Menurut NCTM (1989), tujuan pembelajaran matematika di sekolah untuk kelas 5 sampai kelas 9 adalah sebagai berikut:
1)  Meyakinkan siswa bahwa matematika merupakan pelajaran  yang  menarik dan bermakna, bukan pelajaran yang membingungkan, abstrak, tidak masuk akal dan membosankan;
2) Pembelajaran matematika diharapkan dapat meningkatkan kepekaan siswa terhadap daya matematika (power of mathematics); dan
3) Pembelajaran matematika dapat meningkatkan kepercayaan siswa akan kemampuannya dalam berfikir.
Oleh karena itu untuk mendukung pelaksanaan pembelajaran matematika di sekolah, guru harus memperhatikan pada 5 aspek pengajaran matematika (dalam NCTM, 2000), yaitu:
  1. koneksi (connections)
  2. penalaran (reasoning)
  3. komunikasi (communications)
  4. pemecahan masalah (problem solving)
  5. representasi (representation)
Matematika merupakan penalaran (NCTM, 1989, h.29).
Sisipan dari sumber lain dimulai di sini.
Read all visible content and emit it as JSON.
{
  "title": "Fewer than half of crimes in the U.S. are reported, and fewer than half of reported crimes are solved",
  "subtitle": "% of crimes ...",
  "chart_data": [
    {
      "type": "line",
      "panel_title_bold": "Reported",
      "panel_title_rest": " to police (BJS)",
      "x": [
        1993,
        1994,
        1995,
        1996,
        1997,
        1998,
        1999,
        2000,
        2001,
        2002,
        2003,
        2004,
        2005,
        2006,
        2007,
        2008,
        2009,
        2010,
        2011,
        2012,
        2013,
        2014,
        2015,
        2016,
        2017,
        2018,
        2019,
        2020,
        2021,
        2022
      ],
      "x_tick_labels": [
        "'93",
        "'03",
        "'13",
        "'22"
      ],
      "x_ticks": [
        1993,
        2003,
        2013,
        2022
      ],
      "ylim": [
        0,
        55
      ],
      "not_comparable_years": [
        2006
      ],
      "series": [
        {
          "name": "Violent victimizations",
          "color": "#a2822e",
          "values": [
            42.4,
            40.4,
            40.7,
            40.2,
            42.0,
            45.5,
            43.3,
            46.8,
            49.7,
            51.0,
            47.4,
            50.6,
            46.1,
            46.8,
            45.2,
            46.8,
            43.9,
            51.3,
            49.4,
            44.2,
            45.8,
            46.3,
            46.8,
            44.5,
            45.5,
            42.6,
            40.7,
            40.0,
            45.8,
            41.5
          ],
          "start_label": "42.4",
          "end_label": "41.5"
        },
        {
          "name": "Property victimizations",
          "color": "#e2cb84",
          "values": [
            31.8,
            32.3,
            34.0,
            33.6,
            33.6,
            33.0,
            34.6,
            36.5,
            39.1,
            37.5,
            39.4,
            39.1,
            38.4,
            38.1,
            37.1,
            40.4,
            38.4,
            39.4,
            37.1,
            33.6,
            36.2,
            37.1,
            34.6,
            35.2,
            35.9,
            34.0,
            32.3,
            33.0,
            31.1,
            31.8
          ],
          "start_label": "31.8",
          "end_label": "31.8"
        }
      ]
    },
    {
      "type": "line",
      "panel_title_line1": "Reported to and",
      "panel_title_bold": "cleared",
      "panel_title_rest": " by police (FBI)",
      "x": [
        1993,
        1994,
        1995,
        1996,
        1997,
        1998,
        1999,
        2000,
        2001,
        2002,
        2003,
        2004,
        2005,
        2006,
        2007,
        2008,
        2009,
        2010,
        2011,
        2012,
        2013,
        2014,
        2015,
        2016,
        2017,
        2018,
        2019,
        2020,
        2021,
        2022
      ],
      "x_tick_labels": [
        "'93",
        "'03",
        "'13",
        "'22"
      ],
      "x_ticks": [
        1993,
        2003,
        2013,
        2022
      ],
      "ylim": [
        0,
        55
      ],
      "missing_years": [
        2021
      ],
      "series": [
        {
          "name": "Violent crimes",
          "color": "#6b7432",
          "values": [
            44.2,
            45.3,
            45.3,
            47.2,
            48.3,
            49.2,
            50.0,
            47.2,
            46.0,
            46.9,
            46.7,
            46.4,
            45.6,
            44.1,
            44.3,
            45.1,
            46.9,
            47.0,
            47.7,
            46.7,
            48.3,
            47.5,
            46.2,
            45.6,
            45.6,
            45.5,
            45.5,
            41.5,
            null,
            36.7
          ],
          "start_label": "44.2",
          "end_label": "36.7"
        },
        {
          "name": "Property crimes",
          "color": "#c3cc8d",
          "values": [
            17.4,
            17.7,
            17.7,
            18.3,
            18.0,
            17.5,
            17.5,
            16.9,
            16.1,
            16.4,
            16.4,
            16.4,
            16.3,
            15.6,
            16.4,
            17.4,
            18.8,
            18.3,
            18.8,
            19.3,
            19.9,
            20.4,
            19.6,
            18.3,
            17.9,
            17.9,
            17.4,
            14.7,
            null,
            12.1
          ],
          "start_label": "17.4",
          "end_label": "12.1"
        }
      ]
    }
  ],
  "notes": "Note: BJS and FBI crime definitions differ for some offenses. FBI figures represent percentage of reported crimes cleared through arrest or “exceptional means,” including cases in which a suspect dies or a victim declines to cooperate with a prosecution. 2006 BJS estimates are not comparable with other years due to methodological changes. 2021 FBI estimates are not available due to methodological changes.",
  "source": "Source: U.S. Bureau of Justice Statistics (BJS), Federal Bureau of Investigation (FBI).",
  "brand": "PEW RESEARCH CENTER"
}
Artinya jika seseorang mengerjakan matematika maka ia tidak terlepas dari aktivitas bernalar. Setiap penyelesaian persoalan dalam matematika memerlukan penalaran.
Penalaran atau logika merupakan bagian terpenting dalam matematika. Penalaran atau reasoning merupakan proses berfikir yang dilakukan untuk menarik kesimpulan berdasarkan fakta dan sumber yang relevan.
Pembelajaran matematika yang dapat melatih kemampuan bernalar siswa sebaiknya mulai diperkenalkan sejak dini, karena  akan memberikan keuntungan pada pembelajaran matematika di masa yang akan datang.  Sebagaimana dijelaskan dalam NCTM  (1989, h.29), bahwa  penalaran dalam pembelajaran  matematika dapat dimulai sejak TK sampai SD kelas 4 (level K-4), meskipun penalaran yang diberikan hanya berupa kemampuan berfikir informal, membuat konjektur dan validasi. Namun penalaran yang diberikan pada tingkat ini diharapkan dapat membantu  siswa untuk menyadari bahwa matematika itu berguna bagi dirinya.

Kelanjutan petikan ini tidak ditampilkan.